This week in asset owner history: Manulife seeks China pension partner

AsianInvestor’s new weekly column on past events journeys back to see how Canadian life insurer Manulife’s role in China’s huge pension market has evolved since 2016.
This week in asset owner history: Manulife seeks China pension partner

In mid-August 2016, Manulife said it was seeking a partner to enter China’s pension fund market.

Then executive vice-president and general manager for Greater China of Manulife, Michael Huddart, said the firm would like to have sole ownership of an onshore entity, while it also sees value in partnering with a local player for distribution in China.

At that time, Manulife already had life insurance and asset management joint ventures in China – the Manulife-Sinochem Life and Manulife Teda Fund Management, respectively. And it saw pensions as another logical step, especially as the country's public pension fund reforms gathered pace.

Back then, Manulife Teda ran funds that mainly invested domestically. But Huddart said it may start offering products with foreign underlying by making use of the qualified domestic institutional investor (QDII) scheme.

With the Hong Kong-China mutual recognition of funds scheme in place in 2015, the firm was also exploring the options for providing offshore funds to mainland investors.

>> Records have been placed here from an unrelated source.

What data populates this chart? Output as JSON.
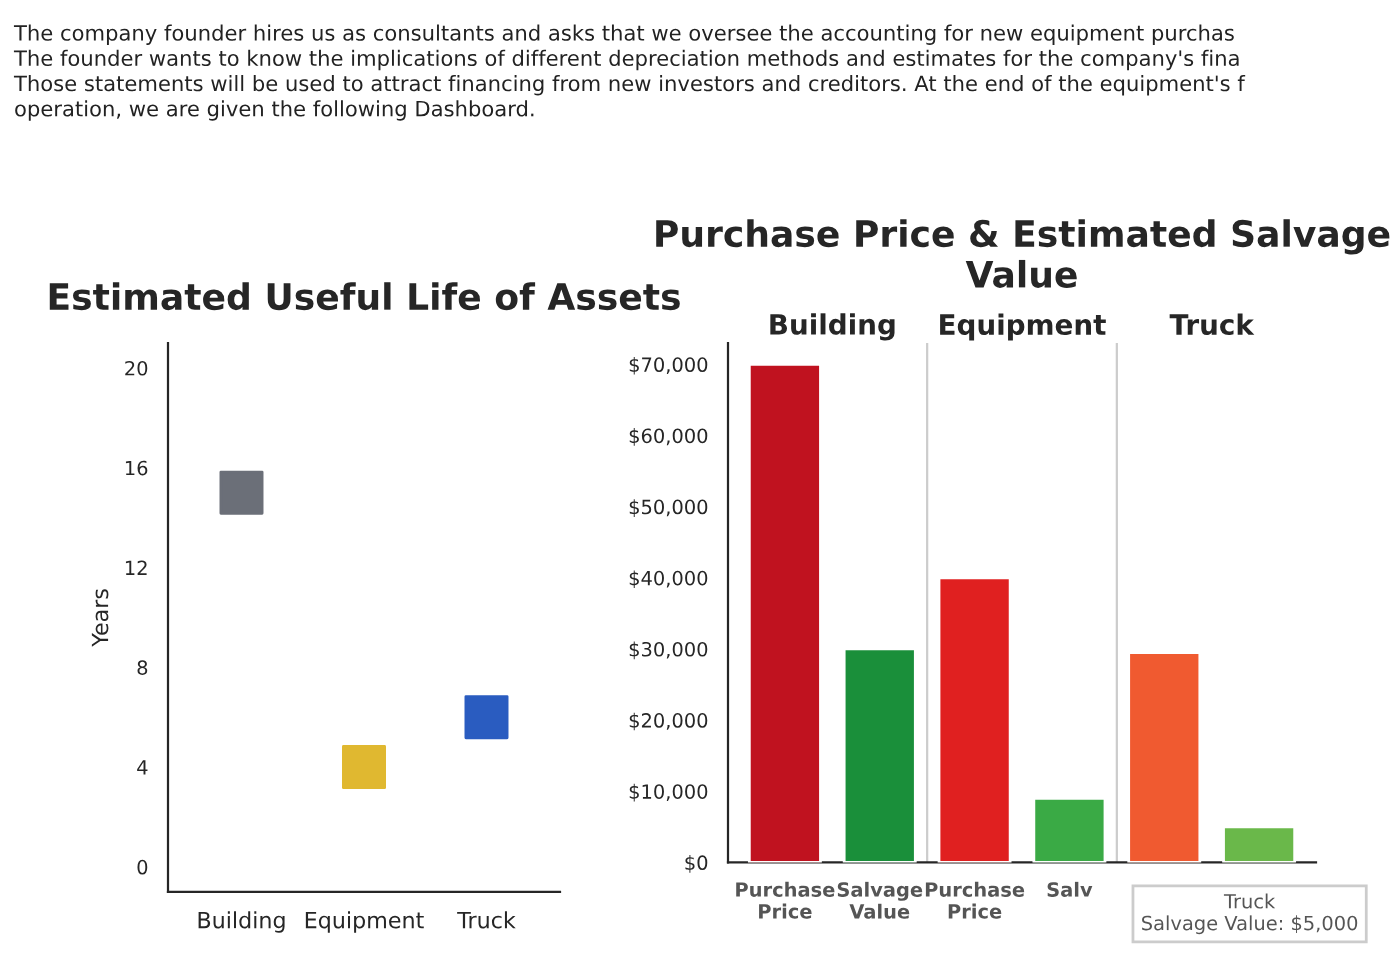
{
  "chart_data": [
    {
      "type": "scatter",
      "title": "Estimated Useful Life of Assets",
      "ylabel": "Years",
      "categories": [
        "Building",
        "Equipment",
        "Truck"
      ],
      "values": [
        15,
        4,
        6
      ],
      "colors": [
        "#6b6f78",
        "#e0b830",
        "#2a5cc0"
      ],
      "marker": "square",
      "ylim": [
        -1,
        21
      ],
      "yticks": [
        0,
        4,
        8,
        12,
        16,
        20
      ],
      "annotations": [
        "The company founder hires us as consultants and asks that we oversee the accounting for new equipment purchas\nThe founder wants to know the implications of different depreciation methods and estimates for the company's fina\nThose statements will be used to attract financing from new investors and creditors. At the end of the equipment's f\noperation, we are given the following Dashboard."
      ]
    },
    {
      "type": "bar",
      "title": "Purchase Price & Estimated Salvage Value",
      "categories": [
        "Purchase\nPrice",
        "Salvage\nValue",
        "Purchase\nPrice",
        "Salv",
        null,
        null
      ],
      "values": [
        70000,
        30000,
        40000,
        9000,
        29500,
        5000
      ],
      "colors": [
        "#c0121f",
        "#1a8f3a",
        "#e02020",
        "#3aaa45",
        "#f05a30",
        "#6ab84a"
      ],
      "ylim": [
        0,
        73000
      ],
      "yticks": [
        {
          "value": 0,
          "label": "$0"
        },
        {
          "value": 10000,
          "label": "$10,000"
        },
        {
          "value": 20000,
          "label": "$20,000"
        },
        {
          "value": 30000,
          "label": "$30,000"
        },
        {
          "value": 40000,
          "label": "$40,000"
        },
        {
          "value": 50000,
          "label": "$50,000"
        },
        {
          "value": 60000,
          "label": "$60,000"
        },
        {
          "value": 70000,
          "label": "$70,000"
        }
      ],
      "annotations": [
        "Building",
        "Equipment",
        "Truck",
        "Truck\nSalvage Value: $5,000"
      ]
    }
  ]
}
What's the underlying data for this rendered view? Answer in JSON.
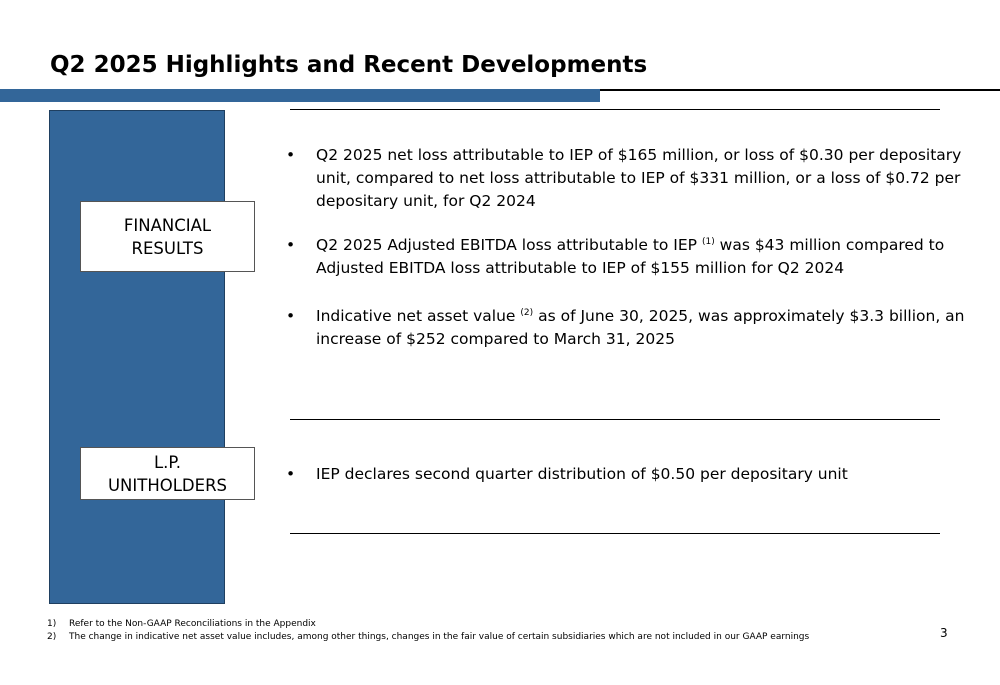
{
  "slide": {
    "title": "Q2 2025 Highlights and Recent Developments",
    "page_number": "3",
    "colors": {
      "accent": "#336699"
    }
  },
  "sections": {
    "financial": {
      "label_line1": "FINANCIAL",
      "label_line2": "RESULTS",
      "bullets": [
        {
          "text": "Q2 2025 net loss attributable to IEP of $165 million, or loss of $0.30 per depositary unit, compared to net loss attributable to IEP of $331 million, or a loss of $0.72 per depositary unit, for Q2 2024"
        },
        {
          "pre": "Q2 2025 Adjusted EBITDA loss attributable to IEP",
          "sup": "(1)",
          "post": " was $43 million compared to Adjusted EBITDA loss attributable to IEP of $155 million for Q2 2024"
        },
        {
          "pre": "Indicative net asset value",
          "sup": "(2)",
          "post": " as of June 30, 2025, was approximately $3.3 billion, an increase of $252 compared to March 31, 2025"
        }
      ]
    },
    "lp": {
      "label_line1": "L.P.",
      "label_line2": "UNITHOLDERS",
      "bullets": [
        {
          "text": "IEP declares second quarter distribution of $0.50 per depositary unit"
        }
      ]
    }
  },
  "bullet_symbol": "•",
  "footnotes": [
    {
      "num": "1)",
      "text": "Refer to the Non-GAAP Reconciliations in the Appendix"
    },
    {
      "num": "2)",
      "text": "The change in indicative net asset value includes, among other things, changes in the fair value of certain subsidiaries which are not included in our GAAP earnings"
    }
  ]
}
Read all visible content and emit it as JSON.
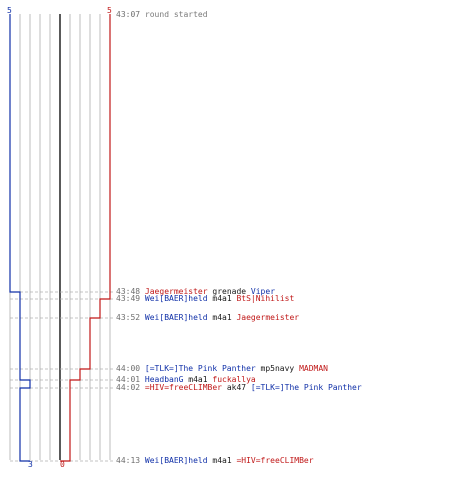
{
  "colors": {
    "blue_team": "#1030a8",
    "red_team": "#c01818",
    "grid": "#bdbdbd",
    "zero_line": "#303030",
    "dashed": "#b0b0b0",
    "timestamp": "#6e6e6e"
  },
  "scores": {
    "blue_start": "5",
    "red_start": "5",
    "blue_end": "3",
    "red_end": "0"
  },
  "events": [
    {
      "time": "43:07",
      "parts": [
        {
          "text": "round started",
          "team": "muted"
        }
      ]
    },
    {
      "time": "43:48",
      "parts": [
        {
          "text": "Jaegermeister",
          "team": "red"
        },
        {
          "text": "grenade",
          "team": "plain"
        },
        {
          "text": "Viper",
          "team": "blue"
        }
      ]
    },
    {
      "time": "43:49",
      "parts": [
        {
          "text": "Wei[BAER]held",
          "team": "blue"
        },
        {
          "text": "m4a1",
          "team": "plain"
        },
        {
          "text": "BtS|Nihilist",
          "team": "red"
        }
      ]
    },
    {
      "time": "43:52",
      "parts": [
        {
          "text": "Wei[BAER]held",
          "team": "blue"
        },
        {
          "text": "m4a1",
          "team": "plain"
        },
        {
          "text": "Jaegermeister",
          "team": "red"
        }
      ]
    },
    {
      "time": "44:00",
      "parts": [
        {
          "text": "[=TLK=]The Pink Panther",
          "team": "blue"
        },
        {
          "text": "mp5navy",
          "team": "plain"
        },
        {
          "text": "MADMAN",
          "team": "red"
        }
      ]
    },
    {
      "time": "44:01",
      "parts": [
        {
          "text": "HeadbanG",
          "team": "blue"
        },
        {
          "text": "m4a1",
          "team": "plain"
        },
        {
          "text": "fuckallya",
          "team": "red"
        }
      ]
    },
    {
      "time": "44:02",
      "parts": [
        {
          "text": "=HIV=freeCLIMBer",
          "team": "red"
        },
        {
          "text": "ak47",
          "team": "plain"
        },
        {
          "text": "[=TLK=]The Pink Panther",
          "team": "blue"
        }
      ]
    },
    {
      "time": "44:13",
      "parts": [
        {
          "text": "Wei[BAER]held",
          "team": "blue"
        },
        {
          "text": "m4a1",
          "team": "plain"
        },
        {
          "text": "=HIV=freeCLIMBer",
          "team": "red"
        }
      ]
    }
  ]
}
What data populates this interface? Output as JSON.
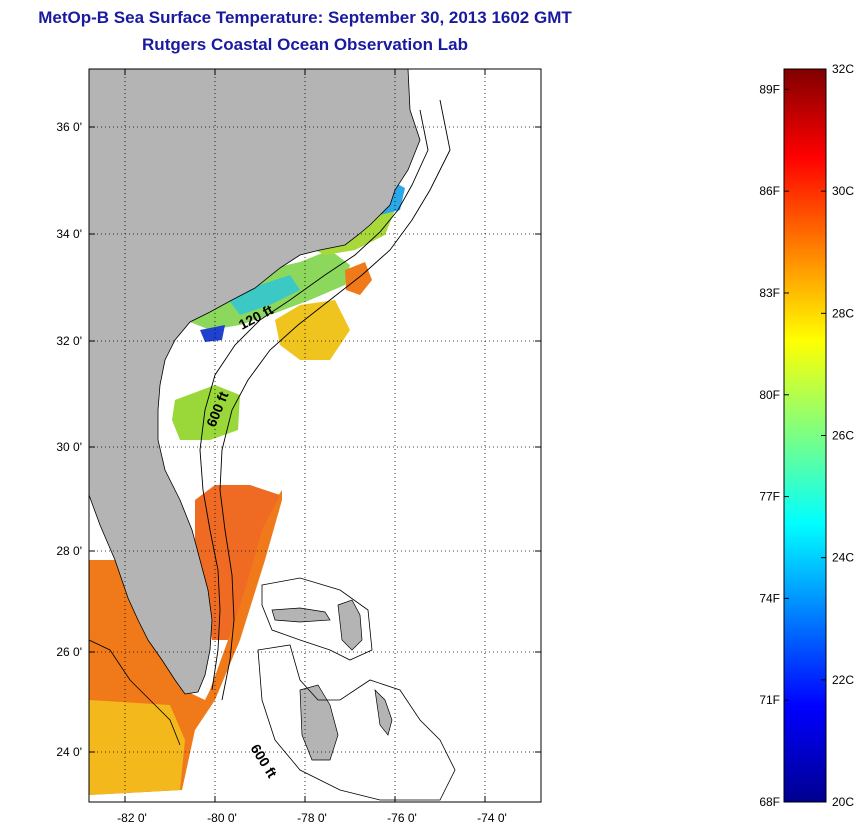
{
  "title": {
    "line1": "MetOp-B Sea Surface Temperature:  September 30, 2013 1602 GMT",
    "line2": "Rutgers Coastal Ocean Observation Lab"
  },
  "map": {
    "lat_labels": [
      "36 0'",
      "34 0'",
      "32 0'",
      "30 0'",
      "28 0'",
      "26 0'",
      "24 0'"
    ],
    "lon_labels": [
      "-82 0'",
      "-80 0'",
      "-78 0'",
      "-76 0'",
      "-74 0'"
    ],
    "isobath_labels": [
      {
        "text": "120 ft",
        "key": "a"
      },
      {
        "text": "600 ft",
        "key": "b"
      },
      {
        "text": "600 ft",
        "key": "c"
      }
    ],
    "colors": {
      "land": "#b4b4b4",
      "ocean": "#ffffff",
      "title": "#1a1aa0"
    }
  },
  "colorbar": {
    "fahrenheit_labels": [
      "89F",
      "86F",
      "83F",
      "80F",
      "77F",
      "74F",
      "71F",
      "68F"
    ],
    "celsius_labels": [
      "32C",
      "30C",
      "28C",
      "26C",
      "24C",
      "22C",
      "20C"
    ],
    "celsius_min": 20,
    "celsius_max": 32
  }
}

A year later in November 2017, the life insurer announced the establishment of a wholly foreign-owned enterprise (WFOE), the Manulife Overseas Investment Fund Management (Shanghai), to facilitate offshore investment in mainland China and attract Chinese institutions to invest offshore.

Meanwhile, after China approved the launch of pension target funds in the mutual fund space in 2018, Manulife Teda was among the first pension target fund of funds (FOF) managers.

Now it has become one of the major managers in China’s 110-billion-yuan ($16.2 billion) pensions FOF market with a robust product line.

In June 2022, it was reported that Manulife has applied for its asset management arm, Manulife Investment Management, to take full control of its joint venture Manulife Teda Fund Management in China.

Currently, Tianjin TEDA International Holding owns 51% of the equity. Reuters said China's securities regulator had officially accepted the application to increase Manulife Investment Management’s stake in the joint venture to 100% from the current 49%.

As China officially launched the much-awaited private pension scheme, or the third pillar, in April this year, Manulife believes the scheme will unleash vast household savings in China, and regards it as a golden opportunity to further bolster its presence in the trillion-dollar market.

“Learning the experience of developed retirement markets, we foresee a huge assets under management (AUM) growth potential in China’s pillar two and pillar three retirement assets,” said Calvin Chiu, head of Asia retirement, Manulife Investment Management.

“If foreign asset managers can fully participate in the development of the domestic pension market, we believe that it will benefit the entire asset management industry by bringing international best practices and enhancing the industry’s professionalism,” Chiu told AsianInvestor in April.